The attack is the deadliest in Iraq since the 25 October 2009 Baghdad twin truck bombings, which killed 155 people and wounded 500.
Islamic State of Iraq—an umbrella group around ‘Al-Qaeda in Iraq’—on 10 December claimed the attack, saying it “targeted the headquarters of evil, the nests of non-belief (…) The list of targets will not end”, and that they were "determined to uproot the pillars of the government".
As the attacks happened in such quick succession, security forces could do nothing to stop them or curtail the damage. However, Iraqi opposition party leaders have suggested that the attacks were the fault of corrupt security officers and accused Iraqi Prime Minister Maliki of not being able to manage the incident. Colonel Ahmed Khalifa of the Iraqi Army has criticised guards at security checkpoints, saying that "It’s clearly negligence and laziness at fault."
The Iraqi Security forces did not feel that they could handle the aftermath of the attack alone and requested assistance from American forces, who aided them in forensic work and crowd management. American troops also airlifted survivors to hospitals. Prior to the bombing, Iraqi forces had managed to deal with such incidents largely by themselves. Speaking of the latest assistance, a member of the provincial council commented "The Americans are friends and in difficult situations they come to help us."
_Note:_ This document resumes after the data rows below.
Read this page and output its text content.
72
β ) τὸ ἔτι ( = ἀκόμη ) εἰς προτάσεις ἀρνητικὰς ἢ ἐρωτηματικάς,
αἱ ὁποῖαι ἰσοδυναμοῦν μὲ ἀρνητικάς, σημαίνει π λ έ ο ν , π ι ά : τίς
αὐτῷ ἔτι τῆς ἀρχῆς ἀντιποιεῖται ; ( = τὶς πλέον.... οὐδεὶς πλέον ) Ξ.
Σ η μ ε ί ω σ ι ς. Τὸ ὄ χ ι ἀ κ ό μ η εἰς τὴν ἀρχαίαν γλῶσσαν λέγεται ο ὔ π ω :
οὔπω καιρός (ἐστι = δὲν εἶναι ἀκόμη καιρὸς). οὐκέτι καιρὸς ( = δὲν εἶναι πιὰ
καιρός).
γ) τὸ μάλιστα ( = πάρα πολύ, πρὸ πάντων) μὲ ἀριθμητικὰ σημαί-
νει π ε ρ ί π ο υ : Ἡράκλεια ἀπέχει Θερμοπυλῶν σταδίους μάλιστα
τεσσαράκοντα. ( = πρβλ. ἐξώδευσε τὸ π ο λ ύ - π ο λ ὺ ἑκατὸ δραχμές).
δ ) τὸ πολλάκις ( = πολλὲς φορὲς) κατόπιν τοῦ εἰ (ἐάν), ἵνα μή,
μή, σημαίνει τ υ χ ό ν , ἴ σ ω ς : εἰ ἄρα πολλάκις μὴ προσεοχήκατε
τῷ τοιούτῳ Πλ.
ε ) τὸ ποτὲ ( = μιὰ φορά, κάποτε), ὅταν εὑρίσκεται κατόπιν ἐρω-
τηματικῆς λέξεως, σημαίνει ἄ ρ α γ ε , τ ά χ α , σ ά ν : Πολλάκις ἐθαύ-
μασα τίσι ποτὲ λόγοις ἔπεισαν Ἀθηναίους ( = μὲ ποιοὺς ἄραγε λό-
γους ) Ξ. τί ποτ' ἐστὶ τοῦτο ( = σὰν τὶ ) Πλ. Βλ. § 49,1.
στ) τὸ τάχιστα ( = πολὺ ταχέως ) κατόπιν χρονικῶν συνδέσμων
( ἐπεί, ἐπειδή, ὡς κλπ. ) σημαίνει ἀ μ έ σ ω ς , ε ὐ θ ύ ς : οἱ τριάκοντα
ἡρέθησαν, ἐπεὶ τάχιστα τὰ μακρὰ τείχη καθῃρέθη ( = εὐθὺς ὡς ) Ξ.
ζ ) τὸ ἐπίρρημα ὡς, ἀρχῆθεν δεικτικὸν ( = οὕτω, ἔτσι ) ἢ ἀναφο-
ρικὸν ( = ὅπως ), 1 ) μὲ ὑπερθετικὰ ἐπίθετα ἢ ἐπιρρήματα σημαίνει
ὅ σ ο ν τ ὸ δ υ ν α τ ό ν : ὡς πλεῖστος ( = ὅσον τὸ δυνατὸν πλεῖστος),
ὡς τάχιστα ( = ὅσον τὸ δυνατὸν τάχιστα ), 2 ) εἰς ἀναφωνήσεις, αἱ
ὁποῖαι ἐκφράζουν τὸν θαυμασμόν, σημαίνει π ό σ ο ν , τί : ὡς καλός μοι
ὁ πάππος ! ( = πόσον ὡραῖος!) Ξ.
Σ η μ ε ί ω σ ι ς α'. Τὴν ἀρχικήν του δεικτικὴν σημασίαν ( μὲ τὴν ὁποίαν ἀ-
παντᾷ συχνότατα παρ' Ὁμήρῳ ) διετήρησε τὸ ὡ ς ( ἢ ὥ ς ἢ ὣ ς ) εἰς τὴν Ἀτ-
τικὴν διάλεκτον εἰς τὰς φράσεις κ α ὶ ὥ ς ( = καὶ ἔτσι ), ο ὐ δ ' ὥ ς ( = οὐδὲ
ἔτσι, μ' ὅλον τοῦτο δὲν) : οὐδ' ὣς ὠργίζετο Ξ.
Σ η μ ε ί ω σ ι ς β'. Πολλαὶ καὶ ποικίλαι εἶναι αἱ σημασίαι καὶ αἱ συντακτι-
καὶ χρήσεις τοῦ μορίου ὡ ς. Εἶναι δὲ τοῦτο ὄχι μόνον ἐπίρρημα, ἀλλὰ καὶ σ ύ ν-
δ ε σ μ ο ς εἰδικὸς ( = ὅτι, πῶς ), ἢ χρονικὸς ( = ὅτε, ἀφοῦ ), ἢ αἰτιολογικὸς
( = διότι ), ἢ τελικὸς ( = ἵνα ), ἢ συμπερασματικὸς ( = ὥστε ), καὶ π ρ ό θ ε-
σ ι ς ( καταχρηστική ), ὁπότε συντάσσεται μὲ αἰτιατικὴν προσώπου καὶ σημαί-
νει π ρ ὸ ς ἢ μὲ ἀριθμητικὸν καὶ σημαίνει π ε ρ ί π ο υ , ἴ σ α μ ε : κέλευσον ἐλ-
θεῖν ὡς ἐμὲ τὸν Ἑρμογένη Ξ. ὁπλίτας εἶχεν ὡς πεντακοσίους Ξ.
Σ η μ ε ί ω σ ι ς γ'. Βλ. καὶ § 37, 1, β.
The attacks have been internationally condemned as terrorist acts, and condolences have been offered by the US and UK, as well as Jordan. There is a universal feeling among Iraqi officials that the aim of the attacks was to undermine the Iraqi elections.
Iraq: Iraqi Prime Minister Nouri al-Maliki has said that the attacks were an attempt to "hinder the election" and cause chaos:
These cowardly terrorist attacks that took place in Baghdad today, after the Parliament succeeded in overcoming the last obstacle to conducting elections confirms that the enemies of Iraq and its people are aiming at creating chaos in the country, blocking political progress and delaying the elections.
Mowaffaq al-Rubaie, the Iraqi National Security Advisor, blamed Al-Qaeda for the attacks. He said: "[Their] aim is to show the government is unable to protect civilians and its own people and also to deter people from going to ballot boxes." Iraqi Major General Qassim Atta has also blamed Al-Qaeda, commenting that: "This has the touch of al-Qaeda and the Ba'athists."
United Kingdom: A spokesman for British Prime Minister Gordon Brown said that "real improvements" have been made in the security and politics of Iraq, and that "Those who seek to use violence to undermine these efforts will not succeed". Foreign Secretary David Miliband offered his full support to the Iraqi authorities in their work against terrorism, saying that his thoughts are with those affected. Miliband has added that the Iraqi politicians and people have shown great determination in securing a democratic government.
United States: White House spokesman Robert Gibbs condemned the attacks, saying that the attacks show that there are those who feel threatened by the fact that Iraq is "moving in the right direction". Vice-President Joe Biden said "The United States strongly condemns these attacks on the Iraqi people and their elected government," while adding that the US would stand with the Iraqi people as a partner and friend as they build national unity. Hillary Clinton, the US secretary of state, also said that "the terrorists who murdered innocent civilians today will not succeed in undermining the Iraqi people's progress toward a more peaceful and democratic future. The United States will continue to support the Iraqi people as they face down violent extremism and work to build a more peaceful and democratic nation."